The benthos are animals that live on or underneath the sea bed, in what is called the benthic zone. They can be contrasted with plankton, which are free-floating. Some common benthos animals are various sea worms (especially polychaete annelids), seagrass (a type of flowering plant), clams, oysters, sea cucumbers (a type of echinoderm), brittle stars, sea anemones, sea stars, sea squirts (tunicates), nudibranchs (mollusks), and various shrimp and shrimp-like crustaceans, to name a few.

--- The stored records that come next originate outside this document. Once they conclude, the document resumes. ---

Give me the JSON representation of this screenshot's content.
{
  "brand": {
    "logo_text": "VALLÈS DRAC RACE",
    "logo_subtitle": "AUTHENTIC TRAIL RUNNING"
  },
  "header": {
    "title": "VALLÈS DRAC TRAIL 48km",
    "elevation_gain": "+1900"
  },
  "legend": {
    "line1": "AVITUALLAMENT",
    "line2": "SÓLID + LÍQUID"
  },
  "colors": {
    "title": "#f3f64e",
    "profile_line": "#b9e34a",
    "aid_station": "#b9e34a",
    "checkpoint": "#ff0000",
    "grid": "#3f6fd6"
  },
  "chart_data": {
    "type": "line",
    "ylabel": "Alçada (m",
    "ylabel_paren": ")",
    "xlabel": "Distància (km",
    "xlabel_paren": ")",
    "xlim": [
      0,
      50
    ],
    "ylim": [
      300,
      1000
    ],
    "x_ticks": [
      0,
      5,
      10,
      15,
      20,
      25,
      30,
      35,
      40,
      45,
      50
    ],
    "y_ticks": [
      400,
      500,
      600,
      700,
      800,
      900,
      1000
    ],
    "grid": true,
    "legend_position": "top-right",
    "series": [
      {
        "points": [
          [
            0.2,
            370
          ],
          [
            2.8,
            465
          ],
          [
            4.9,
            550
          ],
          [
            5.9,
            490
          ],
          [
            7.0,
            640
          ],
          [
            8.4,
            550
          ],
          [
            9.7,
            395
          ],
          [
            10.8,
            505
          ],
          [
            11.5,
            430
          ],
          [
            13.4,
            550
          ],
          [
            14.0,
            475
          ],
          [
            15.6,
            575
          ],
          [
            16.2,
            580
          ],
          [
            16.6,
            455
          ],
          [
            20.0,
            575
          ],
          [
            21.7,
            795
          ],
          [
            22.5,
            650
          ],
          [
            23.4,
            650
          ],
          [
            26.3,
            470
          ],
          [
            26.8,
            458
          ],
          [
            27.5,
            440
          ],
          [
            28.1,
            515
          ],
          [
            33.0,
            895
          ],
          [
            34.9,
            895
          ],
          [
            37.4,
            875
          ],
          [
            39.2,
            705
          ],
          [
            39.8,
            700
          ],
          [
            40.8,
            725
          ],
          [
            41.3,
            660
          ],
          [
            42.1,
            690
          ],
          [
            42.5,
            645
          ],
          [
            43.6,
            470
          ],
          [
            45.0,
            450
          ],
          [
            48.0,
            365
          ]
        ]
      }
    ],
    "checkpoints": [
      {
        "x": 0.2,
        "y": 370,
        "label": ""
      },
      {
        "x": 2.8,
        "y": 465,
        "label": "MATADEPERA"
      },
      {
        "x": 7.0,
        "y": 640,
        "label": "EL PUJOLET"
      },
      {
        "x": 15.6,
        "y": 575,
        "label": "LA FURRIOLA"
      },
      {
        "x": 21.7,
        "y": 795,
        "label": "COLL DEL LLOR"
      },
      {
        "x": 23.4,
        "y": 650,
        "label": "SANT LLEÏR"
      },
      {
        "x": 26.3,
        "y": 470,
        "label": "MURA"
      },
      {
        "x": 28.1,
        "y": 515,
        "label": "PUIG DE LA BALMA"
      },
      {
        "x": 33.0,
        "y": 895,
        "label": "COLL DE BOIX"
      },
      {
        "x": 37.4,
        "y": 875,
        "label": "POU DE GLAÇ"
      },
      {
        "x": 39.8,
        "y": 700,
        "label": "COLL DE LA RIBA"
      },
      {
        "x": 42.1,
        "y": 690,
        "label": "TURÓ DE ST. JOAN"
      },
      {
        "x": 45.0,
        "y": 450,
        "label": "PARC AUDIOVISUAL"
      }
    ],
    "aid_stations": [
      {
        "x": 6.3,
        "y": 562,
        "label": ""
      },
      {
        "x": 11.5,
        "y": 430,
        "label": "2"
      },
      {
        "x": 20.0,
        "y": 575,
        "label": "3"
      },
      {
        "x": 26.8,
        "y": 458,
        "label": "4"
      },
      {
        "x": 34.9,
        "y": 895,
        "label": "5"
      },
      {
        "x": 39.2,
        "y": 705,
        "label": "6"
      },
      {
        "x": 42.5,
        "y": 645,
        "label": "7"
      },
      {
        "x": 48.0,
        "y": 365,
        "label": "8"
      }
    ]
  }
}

Along with the macroscopic benthos listed above are extremely abundant microscopic benthos, including water bears (tardigrades), nematodes (the most abundant multicellular animal on Earth), gastrotrichs, small crustaceans like copepods, foraminifera (common protists), diatoms, and assorted amoeboids, ciliates, and flagellates. Because light tends to be poorer on the sea bed than at the surface, and almost absent at depths below 200 m (656 ft), the foundation of the benthos food chain focuses more on dead animals and plants that fall from above than active photosynthesis.
Benthic organisms cover the entire surface of the oceans, though they are much rarer in locations off continental shelves. Some benthos are adapted to living close to the shore, even in the intertidal region, where they can sustain being out of water for hours on end thanks to special adaptations. Others, such as sea cucumbers, are adapted to living in the darkest depths of the oceans. The deep sea benthos is among the most unusual, and includes unicellular organisms over an inch across that are capable of leaving tracks, giant sea anemones up to 2 m (6 ft) across, and giant isopods (related to pill bugs) the size of house cats. Some of these benthic organisms are very poorly understood, and research into them is ongoing.
All the organisms in the world are completely dependent on benthic organisms to survive. These organisms stir up and consume the carcasses of animals that sink to the bottom, excreting them as feces, which dissolves into nutrients that gets carried back to the surface again in upwelling. In this fashion, carbon does not build up at the bottom of the ocean without getting carried back again. Otherwise, over millions of years all the world's carbon would be sequestered in the deep sea, leaving none for any form of life.